2004年6月4日
原口一博国会通信(130) DIGITAL SYOKASONJYUKU
市民から見たマニュフェスト総論
もう一つの構造改革 市民・協同セクターの形成と社会的経済
市民から見たマニュフェストと題してNPOの皆様から提言をいただいてきました。政策形成過程にも大きな変革を目指す私たちは、もう一つの構造改革として市民・協同セクターの形成・社会的経済の促進を目指しています。

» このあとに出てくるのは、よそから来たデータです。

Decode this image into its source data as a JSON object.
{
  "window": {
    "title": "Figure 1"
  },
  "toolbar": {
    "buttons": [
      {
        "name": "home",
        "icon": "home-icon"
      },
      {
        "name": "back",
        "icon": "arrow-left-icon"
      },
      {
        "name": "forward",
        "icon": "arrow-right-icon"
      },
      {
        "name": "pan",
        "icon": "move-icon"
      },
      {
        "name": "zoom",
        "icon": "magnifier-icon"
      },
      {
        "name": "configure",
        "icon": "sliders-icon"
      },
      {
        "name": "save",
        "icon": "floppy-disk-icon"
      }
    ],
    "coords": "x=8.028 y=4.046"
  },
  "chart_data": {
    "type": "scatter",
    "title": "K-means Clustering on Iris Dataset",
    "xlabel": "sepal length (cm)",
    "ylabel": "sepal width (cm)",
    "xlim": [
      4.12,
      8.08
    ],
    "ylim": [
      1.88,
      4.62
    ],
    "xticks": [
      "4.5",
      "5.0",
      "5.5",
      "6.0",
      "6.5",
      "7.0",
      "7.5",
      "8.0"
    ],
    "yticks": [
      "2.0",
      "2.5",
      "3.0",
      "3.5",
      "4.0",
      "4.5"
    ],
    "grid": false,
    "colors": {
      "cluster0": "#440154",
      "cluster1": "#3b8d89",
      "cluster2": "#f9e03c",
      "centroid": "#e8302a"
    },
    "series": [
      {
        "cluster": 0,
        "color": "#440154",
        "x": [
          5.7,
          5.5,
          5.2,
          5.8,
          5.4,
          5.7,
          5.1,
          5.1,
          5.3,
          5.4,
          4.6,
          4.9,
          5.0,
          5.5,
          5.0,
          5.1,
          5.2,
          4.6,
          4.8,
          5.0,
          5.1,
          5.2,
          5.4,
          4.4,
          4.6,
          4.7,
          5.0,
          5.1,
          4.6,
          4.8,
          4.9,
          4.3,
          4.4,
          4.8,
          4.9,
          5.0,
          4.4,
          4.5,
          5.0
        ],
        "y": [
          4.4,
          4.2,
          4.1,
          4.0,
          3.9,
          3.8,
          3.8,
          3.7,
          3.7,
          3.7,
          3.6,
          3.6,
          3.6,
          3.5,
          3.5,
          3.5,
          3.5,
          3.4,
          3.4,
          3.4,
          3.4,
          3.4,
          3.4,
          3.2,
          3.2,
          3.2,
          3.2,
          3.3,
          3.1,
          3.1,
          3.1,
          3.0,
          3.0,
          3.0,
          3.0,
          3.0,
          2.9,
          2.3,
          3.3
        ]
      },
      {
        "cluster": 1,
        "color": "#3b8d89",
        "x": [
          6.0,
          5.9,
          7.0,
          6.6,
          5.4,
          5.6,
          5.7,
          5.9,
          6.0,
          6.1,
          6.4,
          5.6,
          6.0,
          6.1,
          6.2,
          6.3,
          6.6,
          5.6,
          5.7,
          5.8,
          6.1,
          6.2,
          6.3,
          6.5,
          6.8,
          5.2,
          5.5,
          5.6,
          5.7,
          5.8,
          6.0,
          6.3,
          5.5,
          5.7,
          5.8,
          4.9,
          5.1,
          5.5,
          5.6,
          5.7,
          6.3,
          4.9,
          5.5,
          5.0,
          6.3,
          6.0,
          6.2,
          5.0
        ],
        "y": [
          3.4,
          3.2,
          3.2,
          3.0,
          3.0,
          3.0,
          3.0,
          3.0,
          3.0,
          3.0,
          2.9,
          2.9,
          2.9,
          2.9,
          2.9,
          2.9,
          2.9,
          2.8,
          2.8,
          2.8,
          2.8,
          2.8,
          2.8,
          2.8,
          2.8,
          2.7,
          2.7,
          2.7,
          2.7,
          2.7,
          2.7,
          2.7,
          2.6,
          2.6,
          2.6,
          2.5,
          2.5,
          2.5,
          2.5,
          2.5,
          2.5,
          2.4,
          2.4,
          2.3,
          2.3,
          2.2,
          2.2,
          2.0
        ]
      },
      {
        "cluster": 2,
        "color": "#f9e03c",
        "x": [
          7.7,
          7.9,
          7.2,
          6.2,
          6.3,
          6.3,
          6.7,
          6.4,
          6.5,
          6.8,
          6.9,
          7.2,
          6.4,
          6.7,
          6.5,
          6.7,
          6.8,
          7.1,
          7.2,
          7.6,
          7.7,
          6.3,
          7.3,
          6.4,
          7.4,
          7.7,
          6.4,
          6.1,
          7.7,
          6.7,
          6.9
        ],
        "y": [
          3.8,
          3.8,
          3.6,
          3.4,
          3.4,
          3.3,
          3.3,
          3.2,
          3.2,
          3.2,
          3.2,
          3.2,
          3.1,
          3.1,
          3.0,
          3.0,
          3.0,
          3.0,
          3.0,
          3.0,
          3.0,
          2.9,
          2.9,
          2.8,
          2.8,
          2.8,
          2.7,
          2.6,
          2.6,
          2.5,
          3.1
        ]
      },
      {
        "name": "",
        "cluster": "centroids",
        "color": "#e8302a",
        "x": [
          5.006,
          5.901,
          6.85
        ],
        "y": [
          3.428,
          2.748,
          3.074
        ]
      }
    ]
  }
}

80年代以降の新自由主義は「政治や社会的なもの」が経済に加えてきた負荷を取り除こうとしましたが、この間、コミュニティの疲弊や社会の分裂、個の疎外という問題も指摘されるようになりました。
物質的なGDP成長のみを目標とし、私的利益の最大化だけを動機として活動するのではなく、自然的なものに大きな価値を置く社会(定常型社会)を展望しつつ、社会的資源に重点を置きながら政策を進めていかなければなりません。個人やコミュニティは統治の客体である以上に統治の主体であり、公益は官にだけ中央集権的に独占されるものではありません。非営利市民セクターによる公益、すなわち市民公益を明確に位置づけ能動的な社会を実現していきます。
社会的経済の促進
民主党は、国や自治体と、社会的経済セクターやNPOとの相互関係を発展させるための包括的ルールを定めます。また市民の協同出資、協同労働、協同運営の協同組合づくりを支援する法制を整備します。
現状では農業協同組合法、消費生活協同組合法などの個別の法律によって協同組合が省庁ごとの縦割りに系列化されているうえ、認可制が協同組合への参入の障壁になっています。協同組合一般法と準則主義による設立の二点を協同組合法の柱として「ワーカーズ・コレクティブ法」(協同労働の協同組合法)を成立させます。
市民参加を基本としたる情報へのアクセス権、意思決定における市民参画、司法へのアクセス権の確保などNPO活動の基盤整備を進めます。納税者の希望により所得税の一部をNPO法人に直接支払うことができる制度の導入など「税の市民化」に努めます。NPO関連予算についても「コミュニティ開発包括補助金」の導入など抜本的に改めます。パブリックコメント制度を改善し、市民の意見が政府の施策に正しく反映される仕組みにします。